フィットネステスト(測定&トレーニング)【前編】
こんにちは皆さん。トレーニングをする前に測定を行っていますか?トレーニングと測定は、2つで1つのセットと覚えておきましょう!
まずは見るべきポイントを押さえよう!
自分の弱点ポイント見つける為のテスト
我々ストレングス&コンディショニングトレーナーがフィットネステストを行う場合は
(1)機能的(ファンクション)な動きの質的要素(モビリティ、ボディコントロール、バランス、スタビリティ)
(2)機能的なパフォーマンスの量的要素(パワー、スピード、持久力、敏捷性)
(3)スポーツ特有のスキル(野球ならば球速やバットスピード)
を見ることが大切になってきます。
なぜ3つをみるのか?
例えば、50mスプリント。
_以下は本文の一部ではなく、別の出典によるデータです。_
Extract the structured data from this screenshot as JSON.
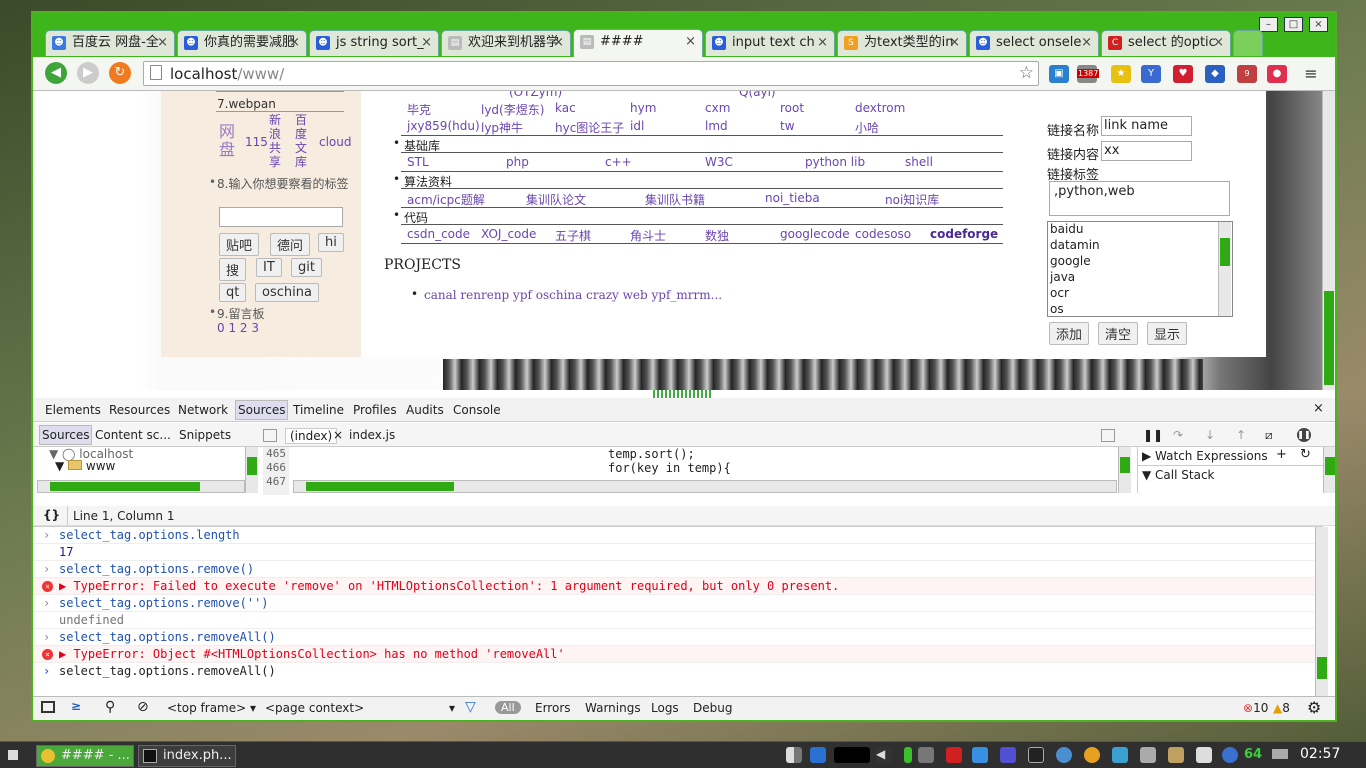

この種目が遅い時、スピードトレーニングを処方しますが、2人選手がいたとして、1人は(1)が悪くて、もう1人は良かったとなれば、(1)のスプリントタイムが遅い原因は身体の質のモビリティ、スタビリティ、バランスが悪くパフォーマンスが出ない、となり、それらのトレーニング(エクササイズ)が必要となる。
◆機能的な動き
(1)モビリティ 足関節、股関節、胸椎、肩関節、手関節など動きがある関節を言う
(2)スタビリティ 骨盤、腰椎、頸椎、肩甲骨、胸郭関節など安定性が必要な関節を言う
(3)連動性 効率的な動きを生み出すためには、これらの関節のモビリティ、スタビリティの要素がきちんと機能していないとダメである。
例えばスプリントで股関節が固くてFMSのハードルステップで上手く跨げず、外旋の代償行為であればストライドは伸びないだろうし、片脚支持脚でバランスが左右にぶれるのならば、スプリントの際身体が左右にブレてパワーロスにつながるだろう。
また、脚が上がらなければ腰椎を屈曲代償するので腰に負担もくるし、強いトリプルエクステンション、特にヒップエクステンションが望めないだろう。
自分の「カラダ」を確認し、トレーニングに活かそう!
ではここで、FMS(ファンクショナル・ムーブメント・スクリーン)の7種目の見るべきポイントをチェックしよう。
テストの方法は以前コラムで紹介したので、今回はスクリーニングをしていこう。
※今回はディープスクワットのポイントを、あとの6つは次回のコラムで紹介するのでお楽しみに。
1.ディープスクワット
【目的】
このテストは、股関節、足関節のモビリティと対称性を見ながら、上半身の肩、胸椎のモビリティ、対称性を見ていくために行う。
【評価】
クローズドキネティックチェーンでの、足首の確認、股関節、膝の屈曲。つま先の上まで膝が来て、腰の屈曲なく股関節屈曲して、上半身の脛が平衡の位置でバーが足首の上にあり、上半身の稼働が確保できているのか?また、方向性として膝が開かないでつま先、膝、股関節が一直線上にあり、左右対称かまた身体をねじっていないか、をバーの位置で確認していく。
このポジションは、スポーツ動作では大切である。
野球においては守備だろう。特にキャッチャーは、この位置をキープできるかが大切。位置が高いと、そこまで重心を上げてこないと正しい連動でスローイングが出来ないので、クイックスローが出来ない。ピッチャーも同じことが言えるだろう。ポイントは、股関節の屈曲動作で、ここは後ほどASLで評価が必要となる。
コレクティブエクササイズに入るときに知ってほしいこととして、「効率的に体を動かす」とは、身体の様々な部位をバランスよく、タイミングよく連動させ、パワー、スピード、クイックネスを相乗的に生み出していくことだ。
ストレングスとは自分の身体ではなく、ただ重量を動かす能力にすぎず、パフォーマンスの意味では、その一部分である。
そして、モビリティやスタビリティは人間の成長の過程で形成される。乳児はモビリティだらけ。ここから、頭からスタビリティされ、つま先まで体幹から四肢へと進む。
なので、近位部位のスタビリティが、遠位部位のモビリティより上位であること。赤ちゃんがハイハイを始める時、コア(軸)がきちんとスタビリティされていないと、ハイハイは出来ないのである。
ピッチングに関しても同じである。
軸足の蹴りで得たエネルギーを右手に伝える時も、コアをブレーシングで固定して骨盤を回転させて胸椎を動かす。そしてパワーを増幅させながら稼働域を広げつつエネルギーを増幅させる。そのまま肩甲骨を固定させ、パワーを連動させて肩を動かす。ここに距離を足してパワーを増幅させるのだ。
そう考えると、パワーを発揮する部位とモビリティ関節は一致してその部位のモビリティとパワーを各方向に付けていくことが大切だとわかる。
障害予防においても、モビリティ関節が可動がでないと、スタビリティ関節を動かさなければならず、オーバーワークにつながり障害につながる。
今回は我々トレーナーがフィットネステストにおいて、どこを見ているのか、なぜそれが必要なのかをお話しした。
また、具体的な種目ごとのポイントは、ディープスクワットのみだが、次回に他の6種目についてもお話する予定なので引き続き楽しみにしていてほしい。